I think it needs a slight modification for an urban, multicultural society-- my great-great-grandmother certainly wouldn't recognize chicken tikka, tom kha gai, truffles, or any number of wonderful tasty things as food. Since I'd rather not be guided by the limited variety from 100 years go, I'm extending the rule a bit, while keeping the general principle-- if it's good enough for gramma Nguyen, it's good enough for me.

How was my shopping trip tonight?
  • tomatoes
  • bananas
  • onions
  • orange juice
  • cereal
  • bread

I don't know about cereal, and store-bought bread is a hair questionable, but in general I'd say I hit the principles pretty well.

I also made one modification to the roasted tomato soup recipe I posted recently: garnish with fresh basil that you just picked off of your AeroGarden. I love being able to just walk over and pick fresh herbs, and in a few weeks I should have salad greens too.

Rulebreaker

Most people don't realize this about me, but I generally tend to follow rules. I also tend to keep things in good condition-- I don't write in books or bend pages, I don't throw out the useless accessories that came with a tool I bought, etc. I throw things away immediately when I'm working on construction projects, rather than just leaving the waste around me and cleaning it all in one fell swoop when I'm done. I'm sure I get this from my mother, but whatever.
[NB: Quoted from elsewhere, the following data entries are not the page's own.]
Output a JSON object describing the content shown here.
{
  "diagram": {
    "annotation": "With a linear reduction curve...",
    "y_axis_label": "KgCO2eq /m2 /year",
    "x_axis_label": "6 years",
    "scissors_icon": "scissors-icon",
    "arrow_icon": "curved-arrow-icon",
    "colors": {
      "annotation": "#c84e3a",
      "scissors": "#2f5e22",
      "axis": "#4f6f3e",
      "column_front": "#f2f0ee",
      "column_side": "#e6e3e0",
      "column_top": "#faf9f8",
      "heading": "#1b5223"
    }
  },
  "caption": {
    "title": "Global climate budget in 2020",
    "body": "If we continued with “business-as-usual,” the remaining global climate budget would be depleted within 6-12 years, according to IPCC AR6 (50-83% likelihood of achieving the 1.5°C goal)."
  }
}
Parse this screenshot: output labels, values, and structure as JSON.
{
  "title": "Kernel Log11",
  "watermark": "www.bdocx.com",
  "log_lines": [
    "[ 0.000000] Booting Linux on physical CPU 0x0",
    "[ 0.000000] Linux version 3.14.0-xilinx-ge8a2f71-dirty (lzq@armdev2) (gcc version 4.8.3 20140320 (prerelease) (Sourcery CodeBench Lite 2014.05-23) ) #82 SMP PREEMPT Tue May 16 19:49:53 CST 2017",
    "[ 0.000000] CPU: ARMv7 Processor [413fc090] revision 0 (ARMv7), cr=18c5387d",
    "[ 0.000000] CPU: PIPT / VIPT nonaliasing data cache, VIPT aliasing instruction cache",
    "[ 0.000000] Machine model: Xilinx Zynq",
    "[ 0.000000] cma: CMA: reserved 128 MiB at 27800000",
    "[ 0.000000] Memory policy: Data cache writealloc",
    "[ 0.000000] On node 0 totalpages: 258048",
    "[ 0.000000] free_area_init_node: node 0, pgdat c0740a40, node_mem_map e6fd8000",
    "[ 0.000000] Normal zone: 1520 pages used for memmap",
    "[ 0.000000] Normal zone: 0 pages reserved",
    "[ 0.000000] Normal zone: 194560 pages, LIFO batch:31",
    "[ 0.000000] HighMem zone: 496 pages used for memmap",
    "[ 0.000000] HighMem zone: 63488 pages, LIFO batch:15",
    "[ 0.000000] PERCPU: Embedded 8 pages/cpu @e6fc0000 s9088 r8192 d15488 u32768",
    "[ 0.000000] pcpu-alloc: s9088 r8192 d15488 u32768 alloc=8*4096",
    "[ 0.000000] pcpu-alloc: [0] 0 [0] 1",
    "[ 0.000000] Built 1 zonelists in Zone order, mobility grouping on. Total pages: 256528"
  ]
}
I have five Canon digital cameras now. Between them, they use four different models of battery, all very similar-looking but of slightly different size, color, and shape. They also, of course, have four different battery chargers, and the chargers are all nearly identical but not interchangeable. Trying to keep track of the cameras and batteries has always driven me batshit crazy, and has only gotten worse in the last few months with two new cameras joining in the fray.

Today I was trying to pull everything together for a shoot tomorrow night, and couldn't figure out which batteries/chargers were which. I did a lot of sticking batteries in cameras then in chargers to try to sort it out, and every charger I grabbed seemed to be exactly the wrong one. (I know. You've already thought of the perfect answer.)

"I should keep the batteries with the chargers and the cameras, so I don't have to sort this out." That thought lasted about two seconds, since I quickly realized that this was impractical approaching impossible.

"Actually, I should just label these." I started looking around for a label maker, and tried to figure out how to keep labels from falling off of batteries as they got installed and uninstalled over and over. I scratched my head.

And then, I very deliberately reached for a Sharpie marker and inscribed the camera's model number on each individual battery and charger. It was surprisingly difficult to do, since it went so deeply against my upbringing-- my brain kept trying to tell me that I was ruining things.


Tune in tomorrow for another exciting episode of Patti's Brain is Broken.